One simple answer was to backtrack upstream and swing wide around the camp. That would work if he didn’t then run into another patrol. He could think of no reason why Gadilon would have another patrol out to the south, but who could read the lords’ intent? Or he could try to angle away from the stream, through the brush and woods, and hope to avoid any other sentries without losing so much ground. If the streamside sentry represented the distance from the camp that all of them were posted, that should be possible. He was still debating this with himself when he heard horses’ hooves in the distance, a cry of
alarm from the camp, and a trumpet call. The sentry below him gasped, and started back for the camp at a run, falling over rocks and bellowing as he went.
Gird stayed where he was, trying to understand what was going on. More lights appeared: flickering torches moving between the trees. Loud cries, shouted commands, responses from distant sentries. He felt a little smug that they were coming from the radius he’d guessed. He wished he could get closer, and had started down from the rock when he heard the unmistakeable clash of steel on steel. More yelling, more screams, more noise of hoofs, weapons, another trumpet blast cut off in mid-cry. He could hear noise coming his way, as several men thrashed through the undergrowth, stumbled over obstructions. They came near enough that he could hear their gasping breath, the jingle of their buckles and mail, the creak of leather. Behind them were more; someone shouted “There they go!”

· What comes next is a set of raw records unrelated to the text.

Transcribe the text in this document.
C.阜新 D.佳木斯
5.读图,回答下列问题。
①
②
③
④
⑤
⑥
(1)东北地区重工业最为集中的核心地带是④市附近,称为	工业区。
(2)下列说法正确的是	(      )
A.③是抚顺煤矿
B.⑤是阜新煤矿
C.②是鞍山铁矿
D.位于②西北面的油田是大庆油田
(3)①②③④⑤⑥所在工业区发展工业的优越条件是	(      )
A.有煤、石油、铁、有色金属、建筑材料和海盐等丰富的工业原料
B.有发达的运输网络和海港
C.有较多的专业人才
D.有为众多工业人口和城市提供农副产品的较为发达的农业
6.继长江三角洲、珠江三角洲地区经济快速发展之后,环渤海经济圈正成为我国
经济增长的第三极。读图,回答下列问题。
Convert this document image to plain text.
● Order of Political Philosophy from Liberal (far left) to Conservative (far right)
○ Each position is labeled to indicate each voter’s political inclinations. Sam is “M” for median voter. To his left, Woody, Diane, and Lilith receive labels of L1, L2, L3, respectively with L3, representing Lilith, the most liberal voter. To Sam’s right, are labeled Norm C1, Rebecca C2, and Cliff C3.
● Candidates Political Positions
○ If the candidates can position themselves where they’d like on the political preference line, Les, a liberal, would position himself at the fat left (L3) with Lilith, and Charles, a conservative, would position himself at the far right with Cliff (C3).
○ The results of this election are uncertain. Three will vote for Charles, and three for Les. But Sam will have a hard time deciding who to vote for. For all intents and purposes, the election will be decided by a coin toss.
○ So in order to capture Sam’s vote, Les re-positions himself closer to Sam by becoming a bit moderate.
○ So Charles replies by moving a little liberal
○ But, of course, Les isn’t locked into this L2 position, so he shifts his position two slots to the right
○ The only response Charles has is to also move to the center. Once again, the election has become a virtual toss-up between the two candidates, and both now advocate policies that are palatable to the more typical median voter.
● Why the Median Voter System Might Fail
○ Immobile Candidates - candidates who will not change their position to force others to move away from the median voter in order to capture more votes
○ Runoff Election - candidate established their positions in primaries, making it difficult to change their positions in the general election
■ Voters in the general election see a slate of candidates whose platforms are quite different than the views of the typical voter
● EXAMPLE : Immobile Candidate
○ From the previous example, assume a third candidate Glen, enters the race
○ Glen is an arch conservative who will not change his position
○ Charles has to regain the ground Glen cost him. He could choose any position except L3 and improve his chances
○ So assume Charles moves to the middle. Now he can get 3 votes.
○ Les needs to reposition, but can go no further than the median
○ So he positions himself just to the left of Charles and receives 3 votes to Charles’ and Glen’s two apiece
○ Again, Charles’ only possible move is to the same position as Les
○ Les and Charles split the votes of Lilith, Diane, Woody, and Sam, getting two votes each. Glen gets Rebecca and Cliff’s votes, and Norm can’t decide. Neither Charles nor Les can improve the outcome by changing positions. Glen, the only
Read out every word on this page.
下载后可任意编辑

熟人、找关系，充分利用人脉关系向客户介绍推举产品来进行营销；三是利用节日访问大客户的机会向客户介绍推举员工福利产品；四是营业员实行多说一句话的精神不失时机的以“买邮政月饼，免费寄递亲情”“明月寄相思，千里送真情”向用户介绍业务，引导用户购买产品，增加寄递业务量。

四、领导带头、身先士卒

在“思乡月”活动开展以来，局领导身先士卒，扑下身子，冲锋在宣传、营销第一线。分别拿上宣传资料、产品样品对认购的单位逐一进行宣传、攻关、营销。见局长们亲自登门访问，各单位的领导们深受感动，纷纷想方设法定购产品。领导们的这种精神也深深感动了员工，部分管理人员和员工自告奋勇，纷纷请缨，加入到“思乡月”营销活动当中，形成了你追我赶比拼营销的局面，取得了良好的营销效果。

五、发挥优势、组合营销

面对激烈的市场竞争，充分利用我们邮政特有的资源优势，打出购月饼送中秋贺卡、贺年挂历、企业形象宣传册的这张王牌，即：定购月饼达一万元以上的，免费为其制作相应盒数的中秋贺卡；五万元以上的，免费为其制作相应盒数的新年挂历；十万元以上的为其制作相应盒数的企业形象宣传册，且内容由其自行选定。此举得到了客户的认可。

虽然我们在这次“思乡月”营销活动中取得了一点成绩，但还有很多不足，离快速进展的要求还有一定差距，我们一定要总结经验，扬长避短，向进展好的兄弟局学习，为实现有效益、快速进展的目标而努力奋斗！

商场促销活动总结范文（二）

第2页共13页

With a crunch of boots on gravel, they were beneath him. He could just make out two or three dark forms against the starlit water, the gleam of starlight along a weapon’s blade. One there was wounded, groaning a little with every gasping breath. Gird lay motionless, hoping no one would notice the large shadow flat on the top of the boulder.
“Don’t let ’em get away!” he heard from downstream. “Follow that blood trail.” One of the men below him cursed viciously.
“We got to move,” he said. “They’ll find us, and—”
“Per can’t go farther,” said another. “We’ll have to fight ’em off.”
“We can’t.” A pause, then, “We’ll have to leave ’im. He’s the blood trail, anyway. They find him, dead, they’ll think that’s it.”